There is a need to better understand the regulatory mechanism of EPO activation and EPO’s complex PK/PD for more efficacious treatment. Dose of r-HuEPO used in the treatment of adult anemic patients are generally between 50 and 500 U/kg administered either i.v. or s.c. The PK studies performed on healthy subjects have used varying s.c. doses from 50 to 300 U/kg, resulting in peak EPO concentrations of approximately 36 ± 26 mU/mL (mean ± SD) to 288 ± 77 mU/mL, respectively,^57,58 which are consistently lower than the concentrations (764 ± 55 mU/mL) encountered in the present phlebotomy experiments. The i.v. doses from 50 to 300 U/kg given to healthy volunteers produced maximum concentrations of approximately 950–7332 ± 1314 mU/mL, respectively,^57,58 which are above the peak concentrations we encountered in the present phlebotomy experiments. Similar peak levels were observed from PK studies conducted in anemic patients. ^59–61 Thus these levels are, according to our predictions (Table 1), resulting in a significant degree of PD saturation, and may explain why i.v. administration is less efficacious than s.c. administration.

Most importantly, mean peak EPO levels after i.v. and s.c. administration of 200 U/kg to preterm infants were 711±166.4 mU/mL and 137.2±68.6 mU/mL, respectively.¹⁹ Both of these levels are either comparable or lower than the present peak levels (764±55 mU/mL). High s.c. dose of 300 U/kg in neonates produced median maximum concentrations of 363 mU/mL (range, 173–500 mU/mL); and even higher dose of 500 U/kg resulted in peak concentrations in the range 155–475 mU/mL.^19,62 Again all these maximum concentrations in neonates are comparable to the peak levels in the present phlebotomies, for which the PD parameters (i.e. C₅₀ Tables 1,2) did not indicate any real significant efficacy saturation, thus providing a case for use of higher dosing in treatment of neonatal anemia.

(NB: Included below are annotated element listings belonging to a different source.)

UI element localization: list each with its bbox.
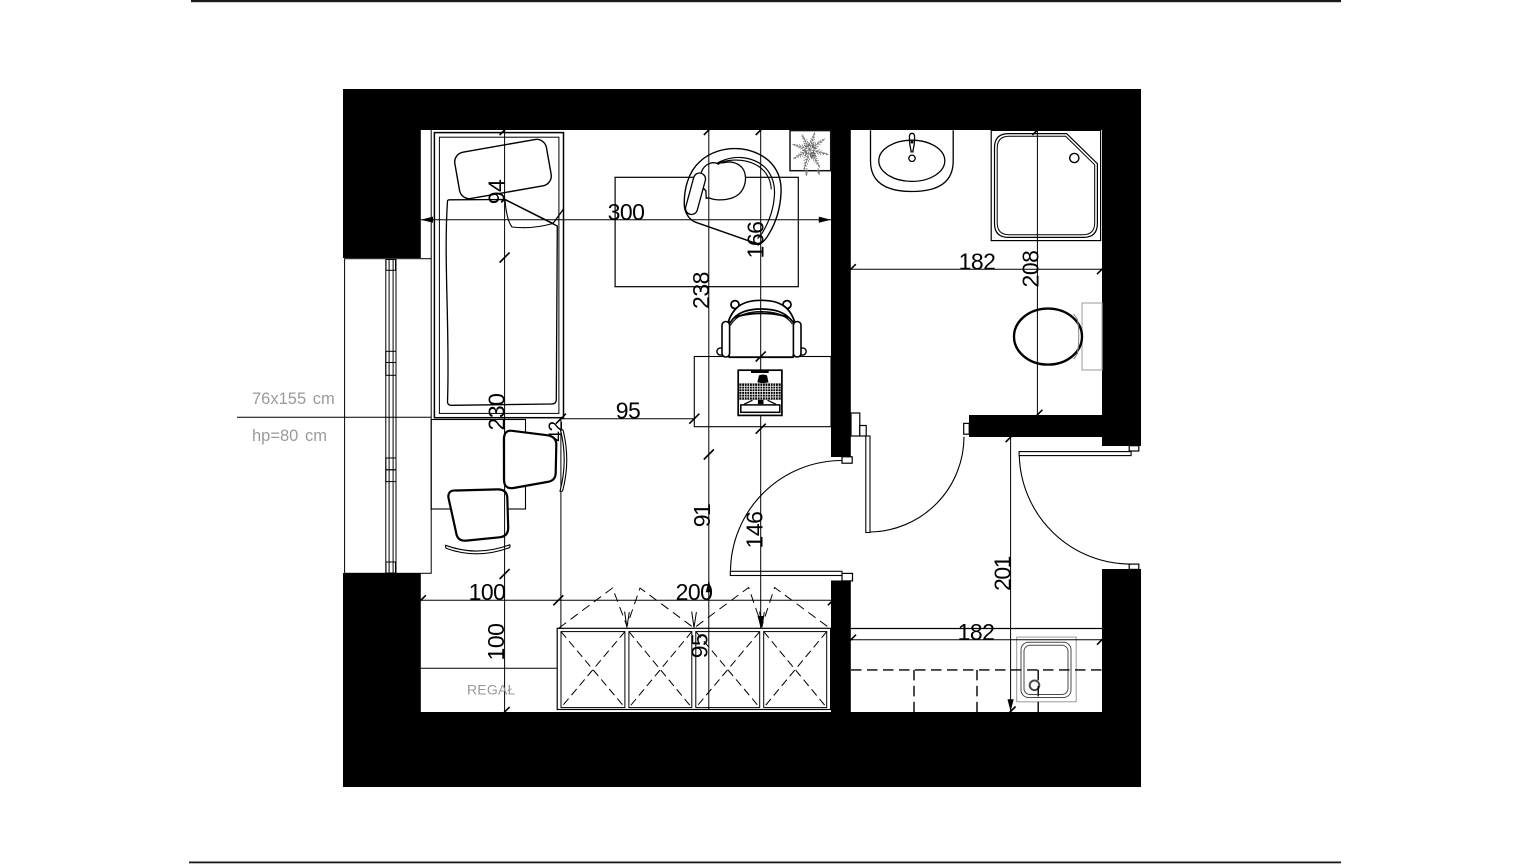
- svg-text:100: 100: [469, 579, 506, 605]
- svg-text:95: 95: [686, 634, 712, 659]
- svg-text:95: 95: [616, 397, 641, 423]
- svg-text:182: 182: [958, 619, 995, 645]
- svg-text:hp=80 cm: hp=80 cm: [252, 427, 327, 445]
- svg-text:166: 166: [743, 222, 769, 259]
- svg-text:300: 300: [608, 199, 645, 225]
- svg-text:146: 146: [742, 512, 768, 549]
- svg-text:200: 200: [676, 579, 713, 605]
- svg-text:230: 230: [484, 394, 510, 431]
- svg-text:REGAŁ: REGAŁ: [467, 681, 515, 697]
- svg-text:91: 91: [689, 504, 715, 527]
- svg-text:182: 182: [959, 248, 996, 274]
- svg-text:76x155 cm: 76x155 cm: [252, 390, 335, 408]
- svg-text:201: 201: [990, 556, 1016, 591]
- svg-text:94: 94: [484, 179, 510, 204]
- svg-text:100: 100: [483, 624, 509, 661]
- svg-text:208: 208: [1018, 251, 1044, 288]
- svg-text:42: 42: [546, 421, 567, 441]
- svg-text:238: 238: [688, 272, 714, 309]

The present PD model did not indicate significant saturation in the erythropoietic effect of EPO at levels observed in the s.c. PK studies in neonates that used therapeutic doses ¹⁹ and larger than normal therapeutic doses. ^19,62 The endogenous EPO concentrations resulting from the present phlebotomy experiments were to a large extent within the linear range of the PD function. Although the E_max model was selected in 70% of the cases based on the AIC, the PD relationship was only slightly non-linear in the majority of cases. This is an important and encouraging observation from a therapeutic stand point because this provides a rationale for testing even higher doses of r-HuEPO for treating anemia of prematurity. Also, the more rapid elimination of EPO in neonates offers sound rationale for administering these increased doses. These predictions and extrapolations from our preclinical studies, however, need to be confirmed in future studies.